Un thriller sans les flics, l’Afrique sans la chaleur, un guépard sans la savane, une passion sans confiance, c’est correct eu égard la date de publication. Une dizaine de chapitres que le lecteur trouvera plus ou moins long, pour ma part j’ai lu bien pire. Boileau & son compère Narcejac ont du faire mieux toutefois.
Il était une fois…
François est véto dans Gois, près de Noirmoutier, au sud de la Bretagne (je dis juste ça pour faire gueuler les Vendéens). Il ne se passe strictement rien dans sa vie, il soigne les bêtes des paysans du coin et son épouse Éliane l’attend chaque soir avec un petit plat. Jusqu’à…ce qu’un médecin lui demande d’aller voir une certaine Mme Huller (si ai bonne mémoire) et son guépard qui est en mauvaise santé.

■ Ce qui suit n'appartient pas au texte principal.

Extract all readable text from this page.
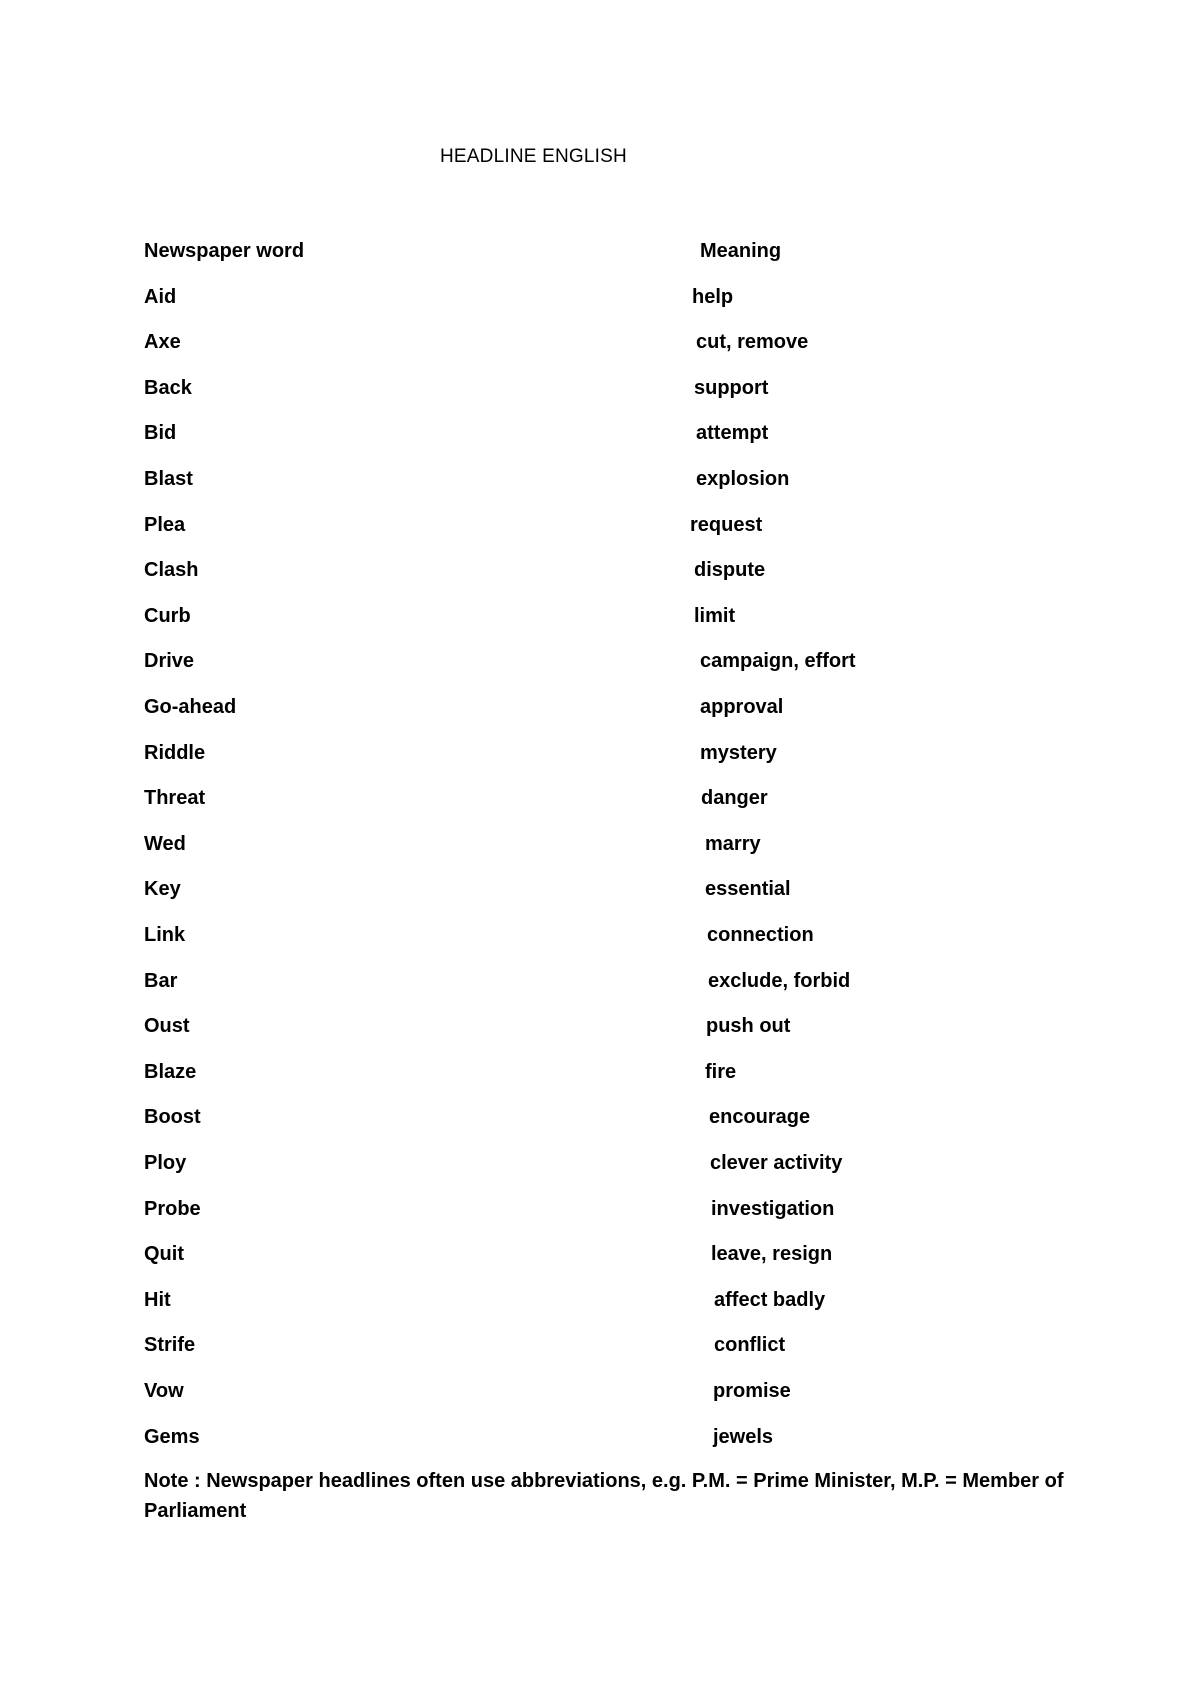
HEADLINE ENGLISH
Newspaper word	Meaning
Aid	help
Axe	cut, remove
Back	support
Bid	attempt
Blast	explosion
Plea	request
Clash	dispute
Curb	limit
Drive	campaign, effort
Go-ahead	approval
Riddle	mystery
Threat	danger
Wed	marry
Key	essential
Link	connection
Bar	exclude, forbid
Oust	push out
Blaze	fire
Boost	encourage
Ploy	clever activity
Probe	investigation
Quit	leave, resign
Hit	affect badly
Strife	conflict
Vow	promise
Gems	jewels
Note : Newspaper headlines often use abbreviations, e.g. P.M. = Prime Minister, M.P. = Member of Parliament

La belle Myriam envoûtera notre ami qui va subir mille et un tourments.
Critique de Maléfices
Extrait du dialogue avec le libraire :
– C’est quoi, Boileau-Narcejac ? – Quoi ? Tu ne connais pas ?!? Merde, c’est une référence du polar noir french-touchée ! – Bon, bah donne m’en un pas trop long et sympathoche… – Monsieur est servi… – Met-le sur mon compte. – J’ai bien peur que votre ligne de crédit ne soit épuisée…

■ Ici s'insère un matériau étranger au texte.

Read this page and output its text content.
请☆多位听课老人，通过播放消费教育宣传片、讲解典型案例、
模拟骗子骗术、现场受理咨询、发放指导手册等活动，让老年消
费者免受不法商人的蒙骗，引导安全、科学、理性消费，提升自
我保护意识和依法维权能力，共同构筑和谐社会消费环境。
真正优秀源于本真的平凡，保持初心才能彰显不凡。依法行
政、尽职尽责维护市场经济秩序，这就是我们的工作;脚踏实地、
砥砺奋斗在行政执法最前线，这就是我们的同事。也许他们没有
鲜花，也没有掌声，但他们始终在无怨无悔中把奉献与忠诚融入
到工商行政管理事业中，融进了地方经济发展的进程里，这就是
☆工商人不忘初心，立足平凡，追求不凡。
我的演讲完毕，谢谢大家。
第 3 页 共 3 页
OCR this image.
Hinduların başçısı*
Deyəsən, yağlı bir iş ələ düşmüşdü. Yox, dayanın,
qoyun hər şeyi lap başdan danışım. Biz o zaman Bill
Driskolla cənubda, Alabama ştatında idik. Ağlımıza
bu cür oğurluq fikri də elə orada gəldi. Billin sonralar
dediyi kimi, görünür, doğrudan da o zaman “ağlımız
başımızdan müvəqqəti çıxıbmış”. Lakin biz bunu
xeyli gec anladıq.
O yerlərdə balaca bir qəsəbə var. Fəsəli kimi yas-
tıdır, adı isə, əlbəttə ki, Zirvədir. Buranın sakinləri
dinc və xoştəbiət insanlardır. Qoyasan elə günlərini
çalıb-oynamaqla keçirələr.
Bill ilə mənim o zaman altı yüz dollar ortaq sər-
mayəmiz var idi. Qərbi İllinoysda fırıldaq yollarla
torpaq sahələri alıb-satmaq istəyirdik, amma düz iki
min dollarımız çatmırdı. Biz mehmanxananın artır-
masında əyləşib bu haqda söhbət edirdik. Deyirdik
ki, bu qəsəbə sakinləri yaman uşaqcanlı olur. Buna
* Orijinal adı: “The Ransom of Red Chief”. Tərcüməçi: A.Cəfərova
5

Plaisanterie à part, je connais peu Pierre Boileau (celui qui pense le scénar’) et Thomas Narcejac (celui qui fait met en page). Le titre Maléfices annonce bien de quoi il retourne, et dans un environnement aussi froid et glauque que la côte atlantique ça rajoute une part de mystère, pour ne pas dire de glauque. Avec une femme presque sorcière qui s’en prend à l’épouse de François, j’ai hésité entre qualifier l’intrigue de vaguement occultiste plutôt que parler d’un thriller.
Pour un roman du début des années 60, le style m’a laissé une impression mitigée : d’une part, l’ensemble paraît avoir un peu vieilli : la « transformation » amoureuse du héros qui se découvre une incommensurable passion pour la jeune Myriam offre des passages presque à l’eau de rose, du moins un peu too much eu égard les sentiments exaltés du protagoniste. En outre, le roman ne serait qu’une lettre envoyée par le narrateur à un de ses amis avocats (et académicien de surcroît), ainsi lorsque ce premier s’excuse pour le manque de richesse de son vocabulaire, on n’y croit pas une seule seconde.
Car, d’autre part, le style reste bien travaillé, voire délicieux sur les quelques portraits livrés par les auteurs. En fait Narcejac, apparemment seul derrière la plume, sait la manier correctement et fait plus d’une fois péter quelques termes savamment choisis. Quant à Boileau, il a imaginé une fin que je craignais oldschool, mais qui s’est révélée assez surprenante. En conclusion, ce ne fut pas la grosse découverte, seulement la confirmation que les deux compères méritaient leur succès.
Thèmes abordés (du moins selon Le Tigre)
L’amour dévorant. Prenez un vétérinaire dans sa campagne marié à une femme légèrement éteinte, mettez-le face à une jeune débarquée du continent noir avec son guépard, artiste en plus, je vous laisse vous représenter la fête du slip que c’est pendant quelques semaines. C’est trop, même, la donzelle se révèle étonnamment possessive. La question finale est de savoir si François va finir connement écrasé au bas d’une falaise comme l’ex mari de son amante (vous suivez ?)…à moins que la cible ne soit que la femme de François, et ce afin qu’il soit définitivement libre.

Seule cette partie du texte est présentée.